2.3. Hyperspectral imaging tongue diagnosis systems
Hyperspectral imaging collects and processes information from across the electromagnetic spectrum, dividing the light spectrum into a larger number of bands. This technique of dividing images into bands can be extended beyond the visible spectrum. Li et al.31 developed a hyperspectral imaging system to capture tongue images with a spectrum range of 400 nm – 800 nm and a resolution of less than 5 nm. The number of efficient pixels is 652 pixels × 620 pixels including 120 bands. A microprocessor unit was included in this system to control a walking electromotor, which determines the landscape orientation movement speed. The hyperspectral tongue imaging system captures image scenes in contiguous but narrow spectral bands over the visible wavelength range of the electromagnetic spectrum. Using this system, tongue color calibration and discrimination were performed on hyperspectral medical images.32 Different tongue colors are represented by corresponding reflectance spectral curves. Because different tongue colors have different reflectance spectral signatures, tongue color can be classified using a spectral angle mapper (SAM). The SAM is an automated method for directly comparing image spectra with known spectra. The colors of tongue substances were divided into six classes and the colors of tongue coatings were separated into four categories. To evaluate the performance of the color classification method, four experienced doctors were asked to label the reference samples, classify 200 tongues using the naked eye, and evaluate the experimental results. As a result, the overall rate of correctness was 85%.
By applying the hyperspectral tongue imaging system, a new sublingual vein extraction algorithm was proposed based on the hidden Markov model (HMM).33 The HMM is a temporal probabilistic model where the state of the process is described by a single discrete random variable. For each scene of the hyperspectral images, three single-band images at 435, 545, and 630 nm are selected to compose the corresponding pseudo color image. The HMM-based algorithm can extract sublingual veins more accurately than SAM or pixel-based sublingual vein segmentation algorithms for visible contrast sublingual images because it has strong noise rejection and because both spatial and spectral information from hyperspectral sublingual images can be used.

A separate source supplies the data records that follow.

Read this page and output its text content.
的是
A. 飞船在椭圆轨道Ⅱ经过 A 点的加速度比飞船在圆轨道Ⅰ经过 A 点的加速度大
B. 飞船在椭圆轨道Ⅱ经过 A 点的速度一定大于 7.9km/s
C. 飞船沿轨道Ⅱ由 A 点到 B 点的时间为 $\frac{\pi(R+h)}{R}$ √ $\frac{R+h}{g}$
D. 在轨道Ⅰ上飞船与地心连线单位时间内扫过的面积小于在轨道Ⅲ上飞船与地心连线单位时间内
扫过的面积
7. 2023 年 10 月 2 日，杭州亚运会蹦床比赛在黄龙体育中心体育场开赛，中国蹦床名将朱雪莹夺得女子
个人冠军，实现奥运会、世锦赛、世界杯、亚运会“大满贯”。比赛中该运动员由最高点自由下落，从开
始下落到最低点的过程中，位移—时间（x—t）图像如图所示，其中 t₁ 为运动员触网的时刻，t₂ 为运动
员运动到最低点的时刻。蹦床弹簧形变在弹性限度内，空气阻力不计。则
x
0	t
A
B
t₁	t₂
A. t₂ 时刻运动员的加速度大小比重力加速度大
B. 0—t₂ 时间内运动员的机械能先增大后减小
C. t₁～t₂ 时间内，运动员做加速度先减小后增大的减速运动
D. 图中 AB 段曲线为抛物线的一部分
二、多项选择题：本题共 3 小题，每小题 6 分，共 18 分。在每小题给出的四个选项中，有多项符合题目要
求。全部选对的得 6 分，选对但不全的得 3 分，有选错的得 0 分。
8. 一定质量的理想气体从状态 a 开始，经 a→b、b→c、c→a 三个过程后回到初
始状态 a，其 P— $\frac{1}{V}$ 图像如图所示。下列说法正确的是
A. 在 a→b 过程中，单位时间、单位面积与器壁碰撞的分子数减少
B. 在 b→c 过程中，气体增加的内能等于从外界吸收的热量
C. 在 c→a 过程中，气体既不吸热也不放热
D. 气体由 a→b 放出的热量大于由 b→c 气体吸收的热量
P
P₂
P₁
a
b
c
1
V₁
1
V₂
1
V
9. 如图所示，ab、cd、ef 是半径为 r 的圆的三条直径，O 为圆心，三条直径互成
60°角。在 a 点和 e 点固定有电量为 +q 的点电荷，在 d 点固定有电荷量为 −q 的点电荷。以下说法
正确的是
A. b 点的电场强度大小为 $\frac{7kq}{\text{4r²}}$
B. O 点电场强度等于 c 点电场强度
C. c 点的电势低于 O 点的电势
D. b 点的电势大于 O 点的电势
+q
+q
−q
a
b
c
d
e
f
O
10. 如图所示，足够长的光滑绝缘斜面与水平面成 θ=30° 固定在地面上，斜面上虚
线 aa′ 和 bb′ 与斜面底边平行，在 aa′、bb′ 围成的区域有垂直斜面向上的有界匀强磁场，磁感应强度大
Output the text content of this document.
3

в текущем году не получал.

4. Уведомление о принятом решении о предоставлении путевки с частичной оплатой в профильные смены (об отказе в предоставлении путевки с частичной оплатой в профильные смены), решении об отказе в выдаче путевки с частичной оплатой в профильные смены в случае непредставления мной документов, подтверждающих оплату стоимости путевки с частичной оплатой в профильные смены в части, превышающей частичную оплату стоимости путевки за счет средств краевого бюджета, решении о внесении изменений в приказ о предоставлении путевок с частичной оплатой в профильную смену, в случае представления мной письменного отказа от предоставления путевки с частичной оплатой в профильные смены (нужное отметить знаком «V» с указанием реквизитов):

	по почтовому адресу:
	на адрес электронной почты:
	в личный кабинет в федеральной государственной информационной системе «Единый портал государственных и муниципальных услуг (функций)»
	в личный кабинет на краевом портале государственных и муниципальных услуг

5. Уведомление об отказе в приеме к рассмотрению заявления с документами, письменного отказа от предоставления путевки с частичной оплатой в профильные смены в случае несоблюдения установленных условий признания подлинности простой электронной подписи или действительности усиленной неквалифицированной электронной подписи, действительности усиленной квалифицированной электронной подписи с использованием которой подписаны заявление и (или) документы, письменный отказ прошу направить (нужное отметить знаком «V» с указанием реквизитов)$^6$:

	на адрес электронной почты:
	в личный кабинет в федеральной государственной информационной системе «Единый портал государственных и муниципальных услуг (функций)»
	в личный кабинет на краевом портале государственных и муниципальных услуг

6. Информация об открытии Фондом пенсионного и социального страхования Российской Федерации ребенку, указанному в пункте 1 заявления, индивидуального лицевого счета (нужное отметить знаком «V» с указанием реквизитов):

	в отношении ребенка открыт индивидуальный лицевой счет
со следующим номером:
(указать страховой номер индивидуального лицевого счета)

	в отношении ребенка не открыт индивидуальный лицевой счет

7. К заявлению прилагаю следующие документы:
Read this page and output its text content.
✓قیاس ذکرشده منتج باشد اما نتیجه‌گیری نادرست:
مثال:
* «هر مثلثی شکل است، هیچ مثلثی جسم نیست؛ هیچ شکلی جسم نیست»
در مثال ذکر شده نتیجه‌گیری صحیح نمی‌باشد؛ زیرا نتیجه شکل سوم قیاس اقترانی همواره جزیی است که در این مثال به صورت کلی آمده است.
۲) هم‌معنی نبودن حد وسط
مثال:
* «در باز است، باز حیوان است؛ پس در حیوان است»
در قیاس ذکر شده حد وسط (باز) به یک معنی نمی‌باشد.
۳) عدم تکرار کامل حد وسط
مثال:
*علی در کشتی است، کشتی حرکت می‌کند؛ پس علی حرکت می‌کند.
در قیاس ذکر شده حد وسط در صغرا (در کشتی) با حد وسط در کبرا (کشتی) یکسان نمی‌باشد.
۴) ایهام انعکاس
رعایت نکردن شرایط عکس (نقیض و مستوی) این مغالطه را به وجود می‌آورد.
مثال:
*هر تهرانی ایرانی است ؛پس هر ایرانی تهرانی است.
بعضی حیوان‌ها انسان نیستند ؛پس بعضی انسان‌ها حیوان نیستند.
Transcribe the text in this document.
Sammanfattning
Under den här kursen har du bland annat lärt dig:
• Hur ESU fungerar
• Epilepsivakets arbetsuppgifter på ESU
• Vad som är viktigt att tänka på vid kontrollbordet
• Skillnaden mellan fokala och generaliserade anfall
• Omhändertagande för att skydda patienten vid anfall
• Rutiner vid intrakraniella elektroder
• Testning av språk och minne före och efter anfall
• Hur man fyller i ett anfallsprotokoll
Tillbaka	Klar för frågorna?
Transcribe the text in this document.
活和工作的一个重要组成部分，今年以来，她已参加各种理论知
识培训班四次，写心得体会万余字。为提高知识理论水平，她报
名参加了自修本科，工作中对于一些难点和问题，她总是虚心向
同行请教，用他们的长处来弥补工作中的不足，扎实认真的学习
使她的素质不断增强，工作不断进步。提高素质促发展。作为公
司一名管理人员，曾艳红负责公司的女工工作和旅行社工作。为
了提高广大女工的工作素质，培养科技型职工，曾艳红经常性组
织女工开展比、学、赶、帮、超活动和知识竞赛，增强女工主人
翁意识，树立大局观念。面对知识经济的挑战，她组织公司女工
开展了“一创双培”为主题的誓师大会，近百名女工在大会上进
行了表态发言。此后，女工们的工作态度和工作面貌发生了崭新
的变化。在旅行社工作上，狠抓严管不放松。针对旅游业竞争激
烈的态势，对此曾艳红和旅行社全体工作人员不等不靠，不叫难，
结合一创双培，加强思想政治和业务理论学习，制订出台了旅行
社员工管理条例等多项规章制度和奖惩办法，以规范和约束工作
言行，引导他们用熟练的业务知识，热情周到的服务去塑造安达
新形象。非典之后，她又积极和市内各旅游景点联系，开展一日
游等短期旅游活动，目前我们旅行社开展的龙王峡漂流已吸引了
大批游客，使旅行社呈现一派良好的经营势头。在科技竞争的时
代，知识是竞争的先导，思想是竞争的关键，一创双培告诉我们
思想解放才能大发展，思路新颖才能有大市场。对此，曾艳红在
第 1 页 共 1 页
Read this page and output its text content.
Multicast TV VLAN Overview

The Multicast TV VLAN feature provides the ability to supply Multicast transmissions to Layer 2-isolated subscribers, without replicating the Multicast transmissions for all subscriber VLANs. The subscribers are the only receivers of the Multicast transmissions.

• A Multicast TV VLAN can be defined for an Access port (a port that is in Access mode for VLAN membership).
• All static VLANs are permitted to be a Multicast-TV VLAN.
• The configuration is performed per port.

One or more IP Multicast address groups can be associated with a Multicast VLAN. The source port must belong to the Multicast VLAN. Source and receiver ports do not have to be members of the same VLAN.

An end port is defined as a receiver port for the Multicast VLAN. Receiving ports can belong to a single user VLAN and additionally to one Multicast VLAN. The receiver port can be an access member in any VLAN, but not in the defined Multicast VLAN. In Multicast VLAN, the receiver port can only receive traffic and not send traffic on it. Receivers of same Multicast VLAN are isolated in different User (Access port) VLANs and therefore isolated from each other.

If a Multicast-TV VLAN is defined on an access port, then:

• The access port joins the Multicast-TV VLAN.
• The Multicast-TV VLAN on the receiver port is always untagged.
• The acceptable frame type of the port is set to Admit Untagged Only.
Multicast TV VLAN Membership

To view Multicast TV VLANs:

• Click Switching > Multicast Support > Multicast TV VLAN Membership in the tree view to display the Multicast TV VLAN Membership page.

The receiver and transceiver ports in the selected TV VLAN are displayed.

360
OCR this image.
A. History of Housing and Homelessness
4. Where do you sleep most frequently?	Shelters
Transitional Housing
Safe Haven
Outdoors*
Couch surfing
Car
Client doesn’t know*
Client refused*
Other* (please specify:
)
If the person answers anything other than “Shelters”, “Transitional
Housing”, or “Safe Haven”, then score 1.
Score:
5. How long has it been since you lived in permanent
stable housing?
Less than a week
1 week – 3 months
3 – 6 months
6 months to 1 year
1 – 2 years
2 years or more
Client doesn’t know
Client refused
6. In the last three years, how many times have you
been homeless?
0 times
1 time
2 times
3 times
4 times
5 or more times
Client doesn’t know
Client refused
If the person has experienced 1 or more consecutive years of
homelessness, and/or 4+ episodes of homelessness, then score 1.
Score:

Yamamoto et al.3 developed a different type of hyperspectral tongue imaging system using a hyperspectral camera equipped with a transmission grating and an array sensor with an 8-bit 480 × 640 pixel monochrome CCD camera. The spectrum range of this system is 400 nm – 800 nm and the resolution of the spectrum is 5 nm. The optical instrument contains both a spectrometer and a scanning mechanism using an internal digital servomotor. The camera is capable of taking a hyperspectral image every 16 s, as a full-sized image. Yamamoto et al. proposed a tongue segmentation method using single-band images, which properly extracted the tongue area without coating by subtracting other areas and focusing on the spectral differences among respective facial areas.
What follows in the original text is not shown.